Protokoll der Sitzung vom 25.02.2009

(Beifall bei der DVU)

Aber diejenigen, die noch ein Fünkchen Anstand haben, sollten unserem Antrag zustimmen. - Ich bedanke mich für die Aufmerksamkeit.

(Beifall bei der DVU)

Ihnen liegt der Antrag vor. Die Fraktion der DVU beantragt die Überweisung des Antrags zur Verbesserung des Täter-OpferAusgleichs im Strafverfahren an den Rechtsausschuss. Wer diesem Antrag der DVU-Fraktion folgen möchte, den bitte ich um sein Handzeichen. - Gegenstimmen? - Das ist die Mehrheit. - Enthaltungen? - Keine. - Damit ist dieser Antrag abgelehnt.

Wir stimmen jetzt über den Antrag mit der Drucksachennummer 4/7222 in der Sache ab. Wer diesem Antrag zustimmen möchte, den bitte ich um sein Handzeichen. - Gegenstimmen? Das ist die deutliche Mehrheit. - Stimmenthaltungen? - Keine. - Damit ist dieser Antrag abgelehnt. Tagesordnungspunkt 13 ist geschlossen.

Ich rufe Tagesordnungspunkt 14 auf:

Ermäßigter Mehrwertsteuersatz auf arbeitsintensive Dienstleistungen

Antrag der Fraktion DIE LINKE

Drucksache 4/7224

Der Kollege Domres ist schon vorn und hat das Wort.

Sehr geehrter Herr Baaske! Sehr geehrte Kolleginnen und Kollegen! In den letzten Wochen wurde sehr viel darüber diskutiert, mit welchen Maßnahmen man der Wirtschafts- und Finanzkrise begegnen kann. Da wurde über Konjunkturpakete und deren Umsetzung gestritten. Da wurden Schutzschirme für Banken und Konzerne gespannt, und nicht zuletzt wurde über eine andere Steuerpolitik diskutiert.

Ziel all dieser Maßnahmen soll sein, die Auswirkungen der globalen Finanz- und Wirtschaftskrise abzufedern, die Perspektiven der wirtschaftlichen Entwicklung zu verbessern, Arbeitsplätze zu sichern und eine stärkere Binnennachfrage zu erzeugen, um - wie man so schön sagt - die Konjunktur anzukurbeln. Über die Wirkung der Konjunkturpakete, der Schutzschirme usw. und der damit verbundenen jeweiligen Instrumente wird man auch weiterhin trefflich streiten.
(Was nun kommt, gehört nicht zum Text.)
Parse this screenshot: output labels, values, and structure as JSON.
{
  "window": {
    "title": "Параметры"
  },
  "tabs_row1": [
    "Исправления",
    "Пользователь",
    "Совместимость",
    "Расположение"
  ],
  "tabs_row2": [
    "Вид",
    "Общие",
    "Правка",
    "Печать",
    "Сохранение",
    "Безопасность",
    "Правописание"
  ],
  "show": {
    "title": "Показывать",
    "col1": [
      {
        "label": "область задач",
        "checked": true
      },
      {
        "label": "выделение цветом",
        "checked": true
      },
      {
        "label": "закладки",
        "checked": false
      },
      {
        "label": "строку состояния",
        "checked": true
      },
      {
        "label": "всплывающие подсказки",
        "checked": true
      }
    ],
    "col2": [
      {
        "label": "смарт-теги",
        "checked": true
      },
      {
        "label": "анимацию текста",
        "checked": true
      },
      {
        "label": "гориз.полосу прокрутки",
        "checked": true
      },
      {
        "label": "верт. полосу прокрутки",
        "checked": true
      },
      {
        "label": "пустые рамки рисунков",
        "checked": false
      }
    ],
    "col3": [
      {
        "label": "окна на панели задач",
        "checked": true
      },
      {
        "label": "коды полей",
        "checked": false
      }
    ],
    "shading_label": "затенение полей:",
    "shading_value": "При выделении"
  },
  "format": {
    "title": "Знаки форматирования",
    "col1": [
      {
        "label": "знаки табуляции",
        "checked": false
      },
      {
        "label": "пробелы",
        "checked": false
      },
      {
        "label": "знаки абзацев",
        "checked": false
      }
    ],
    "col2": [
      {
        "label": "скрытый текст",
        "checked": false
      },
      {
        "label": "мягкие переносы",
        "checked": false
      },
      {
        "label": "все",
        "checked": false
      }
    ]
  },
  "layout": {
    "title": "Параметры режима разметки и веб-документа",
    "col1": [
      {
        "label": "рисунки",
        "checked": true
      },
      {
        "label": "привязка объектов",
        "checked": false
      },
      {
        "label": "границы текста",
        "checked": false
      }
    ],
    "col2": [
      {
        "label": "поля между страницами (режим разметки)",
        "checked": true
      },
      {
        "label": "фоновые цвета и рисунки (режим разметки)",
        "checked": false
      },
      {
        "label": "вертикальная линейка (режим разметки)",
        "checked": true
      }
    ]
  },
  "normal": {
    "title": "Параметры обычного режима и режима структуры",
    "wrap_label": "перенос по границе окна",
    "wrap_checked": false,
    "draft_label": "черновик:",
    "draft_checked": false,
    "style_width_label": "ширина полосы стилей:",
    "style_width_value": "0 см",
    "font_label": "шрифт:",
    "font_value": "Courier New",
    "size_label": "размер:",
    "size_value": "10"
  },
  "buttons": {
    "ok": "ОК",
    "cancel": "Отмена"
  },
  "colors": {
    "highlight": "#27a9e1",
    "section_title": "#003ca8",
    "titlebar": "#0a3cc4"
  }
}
Gestritten wird in der Bundesrepublik, aber auch hier im Parlament - und das auch schon sehr lange - über den Sinn und Unsinn ermäßigter Mehrwertsteuersätze auf arbeitsintensive Dienstleistungen. Neuen Schwung hat diese Diskussion durch den von der Europäischen Kommission im vergangenen Jahr vorgelegten Richtlinienentwurf zur Änderung der Richtlinie 2006/112/EG in Bezug auf ermäßigte Mehrwertsteuersätze bekommen. Mit dieser Richtlinie können in Europa Steuersätze harmonisiert werden, um Wettbewerbsverzerrungen abzubauen. Gleichzeitig wird die Kompetenz der Besteuerung von regionalen Dienstleistungen auf die Mitgliedsstaaten übertragen.

Vielleicht noch ein paar Worte rückblickend zur bisherigen Diskussion: Die Mehrwertsteuerharmonisierung ist in den letzten Jahren wiederholt Gegenstand ausführlicher und intensiver Beratungen auf EU-Ebene gewesen. Verschiedene Regelungen und Entscheidungen verdeutlichen, dass einerseits der Wunsch besteht, die Mehrwertsteuersätze in gewissem Umfang zu harmonisieren. Andererseits soll dem Bedürfnis der Staaten Rechnung getragen werden, einen definierten Gestaltungsspielraum bei der Festsetzung der Mehrwertsteuer zu haben. Ein Blick auf die ersten Harmonisierungsbestrebungen in der Vergangenheit zeigt dies deutlich. Bisher dürfen die EU-Mitgliedsstaaten die Mehrwertsteuer prinzipiell nur für einige Güter wie Grundnahrungsmittel, Zeitungen und Bücher ermäßigen.

Mittlerweile haben 22 von 27 EU-Ländern Ausnahmen von diesen Regelungen erstritten. So werden unter anderem in der Gastronomie in elf EU-Staaten reduzierte Mehrwertsteuersätze angewendet. Die Bundesregierung hat dagegen bisher von der Ausnahmeregelung keinen Gebrauch gemacht.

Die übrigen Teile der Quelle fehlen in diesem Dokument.